Certains auteurs préconisent en peropératoire l’utilisation d’un endoscope [83] pour aider à la réalisation d’un geste (SSM) le plus complet possible. Cette position a été retenue par le groupe d’experts.
Certains auteurs préconisent l’utilisation d’une IRM préopératoire pour orienter d’éventuels examens extemporanés. Le groupe d’experts est opposé à cette position de principe car il n’existe aucun argument expérimental ou d’observation soutenant cette option technique. La pratique d’une IRM préopératoire pour juger de l’importance du parenchyme mammaire dans la région rétroaréolaire et guider ainsi le choix de la technique a été défendue [83]. Une IRM postopératoire pour estimer la quantité de tissu fibroglandulaire restant pourrait être incorporée dans un protocole standardisé de suivi.
En 1998, la position française avait été de considérer que la mammectomie prophylactique était envisageable mais jamais recommandée. Les données actuelles concernant l’efficacité de cette intervention incitent à la recommander sous réserve d’une qualité de vie post-intervention compatible avec le niveau de protection attendue. Un certain nombre de critères devraient néanmoins être respectés :
– L’indication doit avoir été validée par une réunion de concertation pluridisciplinaire où étaient présents : un oncologue, au moins un chirurgien ayant une expérience importante de la chirurgie mammaire et des techniques de reconstruction, un médecin spécialiste de l’évaluation des risques appartenant à une équipe pluridisciplinaire déclarée en oncogénétique. L’avis du psychologue clinicien doit être pris en compte à ce moment.
– L’espérance de vie de la personne doit être suffisamment importante pour qu’en moyenne le bénéfice attendu soit significatif (avis d’experts : au moins 15-20 ans).
– La reconstruction mammaire (immédiate) doit être systématiquement proposée.
– Une information complète sur les avantages, les risques et les alternatives doit avoir été délivrée, en particulier sur les complications en fonction de la nature de la chirurgie et des techniques de reconstruction [82].
– La consultation auprès du psychologue clinicien rattaché à une équipe pluridisciplinaire est indispensable et une consultation du conjoint recommandée. À côté de l’indication d’un psychologue clinicien, les médecins participant à l’information préalable de la femme peuvent porter l’indication d’une consultation auprès d’un psychiatre s’ils estiment qu’un trouble mental est susceptible de perturber le processus décisionnel.
– Le critère du délai entre la décision et la réalisation, retenu en 1998, n’a pas été repris. Les experts ont considéré que le processus aboutissant à la chirurgie prophylactique donne lieu, en pratique, à des délais supérieurs à 4 mois et à au moins 5 consultations et qu’ainsi une période minimale de réflexion est de fait réalisée.
– La proposition d’un suivi clinique et psychologique est nécessaire.
– L’âge de réalisation de la mastectomie relève du choix de la patiente. Néanmoins, le groupe d’experts estime qu’une réalisation avant 30 ans ne se justifierait pas au vu des risques faibles de cancer du sein. D’un point de vue médical, l’âge d’apparition du ou des cancers dans la famille ne doit pas intervenir (il intervient sans doute dans le choix de la femme).
– La technique de réalisation préconisée est la mastectomie totale avec conservation de l’étui cutané (SSM) et exérèse de la PAM sous réserve d’une très bonne technique [84].
En cas de découverte d’un cancer du sein (sur pièce), une chirurgie carcinologique (curage axillaire) est indispensable pour le staging (malgré la possibilité théorique de sur-diagnostic de cancer latent non évolutif).
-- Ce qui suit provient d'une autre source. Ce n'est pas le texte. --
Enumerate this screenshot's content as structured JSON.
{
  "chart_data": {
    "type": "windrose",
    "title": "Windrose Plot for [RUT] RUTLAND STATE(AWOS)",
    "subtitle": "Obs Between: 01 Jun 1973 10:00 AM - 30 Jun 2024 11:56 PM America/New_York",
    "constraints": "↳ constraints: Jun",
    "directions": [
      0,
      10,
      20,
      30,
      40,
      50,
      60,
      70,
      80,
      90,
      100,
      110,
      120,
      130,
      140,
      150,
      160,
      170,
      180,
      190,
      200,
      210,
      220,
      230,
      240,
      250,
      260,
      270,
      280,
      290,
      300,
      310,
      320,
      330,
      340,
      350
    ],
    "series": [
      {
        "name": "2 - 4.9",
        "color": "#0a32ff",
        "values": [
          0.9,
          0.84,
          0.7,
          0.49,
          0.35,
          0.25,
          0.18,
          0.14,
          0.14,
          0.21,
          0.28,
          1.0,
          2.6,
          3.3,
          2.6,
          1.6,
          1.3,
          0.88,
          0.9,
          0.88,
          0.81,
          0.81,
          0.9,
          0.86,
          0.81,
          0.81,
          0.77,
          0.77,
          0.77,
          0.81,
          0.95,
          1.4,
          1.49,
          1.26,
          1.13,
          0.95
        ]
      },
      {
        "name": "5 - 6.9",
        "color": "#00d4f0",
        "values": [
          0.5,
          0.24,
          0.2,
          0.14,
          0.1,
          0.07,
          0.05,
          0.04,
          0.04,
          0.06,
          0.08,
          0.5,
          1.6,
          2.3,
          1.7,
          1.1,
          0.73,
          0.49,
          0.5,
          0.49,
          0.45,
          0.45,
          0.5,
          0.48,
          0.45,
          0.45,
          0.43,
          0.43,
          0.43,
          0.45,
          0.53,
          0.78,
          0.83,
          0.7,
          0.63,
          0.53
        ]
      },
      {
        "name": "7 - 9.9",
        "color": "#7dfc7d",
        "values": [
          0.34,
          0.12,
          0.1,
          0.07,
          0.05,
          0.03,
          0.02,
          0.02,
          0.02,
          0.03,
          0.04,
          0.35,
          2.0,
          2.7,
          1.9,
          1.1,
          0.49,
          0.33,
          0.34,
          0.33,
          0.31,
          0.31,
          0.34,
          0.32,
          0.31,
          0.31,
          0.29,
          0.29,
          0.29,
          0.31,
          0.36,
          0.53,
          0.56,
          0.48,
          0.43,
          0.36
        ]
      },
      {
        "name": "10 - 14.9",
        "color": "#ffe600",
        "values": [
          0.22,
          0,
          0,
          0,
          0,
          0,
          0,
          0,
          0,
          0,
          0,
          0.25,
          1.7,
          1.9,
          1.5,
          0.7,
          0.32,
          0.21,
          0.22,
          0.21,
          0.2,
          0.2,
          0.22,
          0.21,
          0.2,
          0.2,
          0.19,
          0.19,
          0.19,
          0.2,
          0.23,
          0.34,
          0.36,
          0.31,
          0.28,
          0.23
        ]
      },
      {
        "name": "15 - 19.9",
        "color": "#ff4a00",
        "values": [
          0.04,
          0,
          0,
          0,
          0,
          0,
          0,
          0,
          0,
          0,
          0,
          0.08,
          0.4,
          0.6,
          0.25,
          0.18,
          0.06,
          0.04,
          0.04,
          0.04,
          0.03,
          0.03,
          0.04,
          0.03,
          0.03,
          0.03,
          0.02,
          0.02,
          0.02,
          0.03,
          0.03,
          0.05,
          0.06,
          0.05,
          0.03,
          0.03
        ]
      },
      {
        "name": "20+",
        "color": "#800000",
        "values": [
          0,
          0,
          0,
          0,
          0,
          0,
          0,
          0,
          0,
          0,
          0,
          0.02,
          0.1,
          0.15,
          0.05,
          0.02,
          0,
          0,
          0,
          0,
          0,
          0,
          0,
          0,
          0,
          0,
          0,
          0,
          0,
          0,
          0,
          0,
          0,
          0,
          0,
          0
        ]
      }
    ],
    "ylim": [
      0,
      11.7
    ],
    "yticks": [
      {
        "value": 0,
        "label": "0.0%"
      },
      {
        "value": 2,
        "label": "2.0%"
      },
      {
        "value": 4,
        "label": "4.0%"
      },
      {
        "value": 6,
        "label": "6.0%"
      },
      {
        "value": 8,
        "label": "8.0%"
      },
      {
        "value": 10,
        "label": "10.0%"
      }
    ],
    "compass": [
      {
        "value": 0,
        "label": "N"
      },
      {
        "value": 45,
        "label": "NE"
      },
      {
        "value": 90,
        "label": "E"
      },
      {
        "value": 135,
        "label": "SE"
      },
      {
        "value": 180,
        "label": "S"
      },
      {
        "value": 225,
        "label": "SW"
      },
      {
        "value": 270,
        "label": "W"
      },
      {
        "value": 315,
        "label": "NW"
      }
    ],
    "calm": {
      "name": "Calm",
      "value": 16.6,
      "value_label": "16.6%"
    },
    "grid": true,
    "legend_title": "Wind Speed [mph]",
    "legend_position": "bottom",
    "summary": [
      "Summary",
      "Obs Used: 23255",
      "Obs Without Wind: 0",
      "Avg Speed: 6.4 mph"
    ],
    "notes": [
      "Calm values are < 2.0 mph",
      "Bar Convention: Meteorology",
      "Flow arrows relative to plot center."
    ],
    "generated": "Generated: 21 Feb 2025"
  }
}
• Cas de femmes n’ayant pas de MCD identifiée (cette position traite indifféremment des histoires familiales avec tests de génétique constitutionnelle négatifs et non réalisés)

C’est le risque de développer un cancer du sein qui est pris en compte pour retenir l’indication. Ce dernier peut être estimé à partir d’une pénétrance moyenne BRCA1 et 2 et de la probabilité d’avoir une MCD (cf. § Objectifs de la première consultation). En 1998, l’expertise collective avait retenu le niveau de 20 % de risque de développer un cancer du sein comme le seuil en deçà duquel la chirurgie prophylactique ne devait pas être réalisée. Ce niveau peut être conservé. En deçà de ce niveau, de très nombreux risques environnementaux seraient susceptibles d’induire ce niveau de risque et la chirurgie prophylactique n’est pas envisagée. Pour l’âge de réalisation, contrairement à la situation où une MCD a été identifiée, l’âge d’atteinte des apparentés peut être pris en compte.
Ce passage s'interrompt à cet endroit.